Accueil > Français > Dial, revue mensuelle en ligne > Juin 2024 > NICARAGUA - Des religieuses et des religieux dans la clandestinité (…)
DIAL 3707 - Face au silence assourdissant du Vatican
NICARAGUA - Des religieuses et des religieux dans la clandestinité dénoncent : « Cette dictature est capitaliste et néolibérale »
RENEC
vendredi 28 juin 2024, mis en ligne par
Le groupe Religieuses et religieux nicaraguayens dans la clandestinité (RENEC) a publié ces derniers mois plusieurs textes qui dénoncent la dictature du couple de Daniel Ortega et Rosario Murillo, respectivement président (depuis 2007) et vice-présidente du pays (depuis 2017) et appellent à la résistance [1]. Nous publions ici, traduit en français, un nouveau texte du RENEC, rendu public le 22 mai 2024. L’Église catholique fait aussi l’objet de mesures répressives de la part du gouvernement : Monseigneur Rolando Álvarez, évêque Matagalpa, a ainsi passé plus de 500 jours en prison après avoir condamné sans jugement à 26 ans de prison pour « trahison à la patrie ». Après avoir demandé aux fidèles de prier pour Rolando Álvarez, Monseigneur Isidoro Mora, évêque de Siuna, a lui aussi été arrêté peu avant Noël 2023, de même que plusieurs prêtres. À la mi-janvier, les deux évêques ont été transférés à Rome, avec des prêtres et deux séminaristes, après un accord entre le gouvernement et le Vatican. D’autres prêtres avaient déjà été expulsés pour avoir formulé de légères critiques vis-à-vis du gouvernement…

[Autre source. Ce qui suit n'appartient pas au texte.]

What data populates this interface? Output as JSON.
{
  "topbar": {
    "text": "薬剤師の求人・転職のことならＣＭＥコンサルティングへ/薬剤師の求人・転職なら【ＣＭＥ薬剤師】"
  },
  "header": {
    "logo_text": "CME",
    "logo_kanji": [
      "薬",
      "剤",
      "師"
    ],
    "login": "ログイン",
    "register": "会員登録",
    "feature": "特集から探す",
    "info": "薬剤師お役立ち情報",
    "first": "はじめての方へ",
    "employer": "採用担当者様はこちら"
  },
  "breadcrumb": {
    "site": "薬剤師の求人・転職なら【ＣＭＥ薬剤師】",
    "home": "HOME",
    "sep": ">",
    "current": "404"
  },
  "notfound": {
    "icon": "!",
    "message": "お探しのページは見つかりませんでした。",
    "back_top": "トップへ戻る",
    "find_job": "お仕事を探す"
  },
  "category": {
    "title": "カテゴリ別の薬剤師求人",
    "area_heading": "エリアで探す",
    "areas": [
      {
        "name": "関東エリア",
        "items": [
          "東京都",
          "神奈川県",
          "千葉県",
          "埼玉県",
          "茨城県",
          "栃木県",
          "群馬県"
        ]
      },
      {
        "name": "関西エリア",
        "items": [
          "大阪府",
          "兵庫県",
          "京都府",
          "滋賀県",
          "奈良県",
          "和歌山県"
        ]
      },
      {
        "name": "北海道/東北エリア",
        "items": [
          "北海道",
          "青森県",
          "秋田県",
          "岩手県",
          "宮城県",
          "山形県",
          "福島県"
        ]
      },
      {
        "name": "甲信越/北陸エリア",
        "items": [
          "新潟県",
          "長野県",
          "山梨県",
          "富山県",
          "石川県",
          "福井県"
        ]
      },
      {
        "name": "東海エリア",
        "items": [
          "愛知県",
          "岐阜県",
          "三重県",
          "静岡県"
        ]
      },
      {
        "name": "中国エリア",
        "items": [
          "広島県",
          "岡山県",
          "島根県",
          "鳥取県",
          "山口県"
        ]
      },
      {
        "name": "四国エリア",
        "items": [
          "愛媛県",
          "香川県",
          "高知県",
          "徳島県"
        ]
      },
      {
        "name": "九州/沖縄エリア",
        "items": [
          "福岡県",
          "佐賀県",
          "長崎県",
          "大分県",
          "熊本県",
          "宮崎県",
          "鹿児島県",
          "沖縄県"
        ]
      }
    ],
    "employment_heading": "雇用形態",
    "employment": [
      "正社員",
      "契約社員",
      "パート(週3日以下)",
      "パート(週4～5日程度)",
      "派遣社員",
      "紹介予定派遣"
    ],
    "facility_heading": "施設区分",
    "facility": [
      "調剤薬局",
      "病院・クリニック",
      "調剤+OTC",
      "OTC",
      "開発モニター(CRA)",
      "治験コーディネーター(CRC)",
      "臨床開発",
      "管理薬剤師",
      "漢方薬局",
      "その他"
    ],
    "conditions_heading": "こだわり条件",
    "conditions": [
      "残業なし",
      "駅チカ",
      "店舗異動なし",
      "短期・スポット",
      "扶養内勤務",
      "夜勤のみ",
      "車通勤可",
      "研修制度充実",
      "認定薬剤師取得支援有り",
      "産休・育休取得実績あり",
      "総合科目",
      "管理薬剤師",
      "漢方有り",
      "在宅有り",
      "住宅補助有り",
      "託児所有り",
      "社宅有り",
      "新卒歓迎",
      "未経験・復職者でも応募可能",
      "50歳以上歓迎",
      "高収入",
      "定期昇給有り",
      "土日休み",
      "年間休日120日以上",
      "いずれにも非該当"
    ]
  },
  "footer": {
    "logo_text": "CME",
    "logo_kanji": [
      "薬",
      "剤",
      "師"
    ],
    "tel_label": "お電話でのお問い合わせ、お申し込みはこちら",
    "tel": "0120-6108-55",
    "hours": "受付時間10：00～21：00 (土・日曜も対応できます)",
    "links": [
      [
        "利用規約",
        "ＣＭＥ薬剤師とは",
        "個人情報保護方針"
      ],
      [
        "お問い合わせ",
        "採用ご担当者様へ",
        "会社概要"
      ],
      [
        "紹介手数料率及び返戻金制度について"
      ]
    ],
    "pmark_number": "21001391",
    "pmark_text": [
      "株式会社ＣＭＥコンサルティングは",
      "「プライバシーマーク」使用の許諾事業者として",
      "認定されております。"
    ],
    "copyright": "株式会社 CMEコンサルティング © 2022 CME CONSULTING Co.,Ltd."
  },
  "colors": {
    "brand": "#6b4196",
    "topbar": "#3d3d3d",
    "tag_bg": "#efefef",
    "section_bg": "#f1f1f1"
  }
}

En tant que religieuses et religieux qui accompagnons de l’intérieur du Nicaragua les communautés, mouvements et groupes laïcs, en vivant en communion fraternelle avec eux, corps mystique du Christ vivant et ressuscité, nous prenons la parole face au silence assourdissant et à l’absence d’un magistère qui éclaire la vie quotidienne au Nicaragua.
« Les autorités religieuses s’approchèrent de Jésus pour lui dire : Pars d’ici car Hérode veut te tuer ». Jésus répondit : « Allez dire à ce renard : “Aujourd’hui comme demain je continuerai mon œuvre car il ne convient pas qu’un prophète meure loin de la capitale (Jérusalem). » (Lc 13:31-33)
À tout le peuple de Dieu :
Parler de droits humains pour un croyant c’est parler du mystère même et de la gloire de Dieu révélés à l’être humain, créé à son image et à sa ressemblance. La source ultime des droits humains, en effet, ne se trouve pas dans la volonté des êtres humains, des pouvoirs publics ou de l’État, mais en l’homme lui-même et en Dieu son Créateur.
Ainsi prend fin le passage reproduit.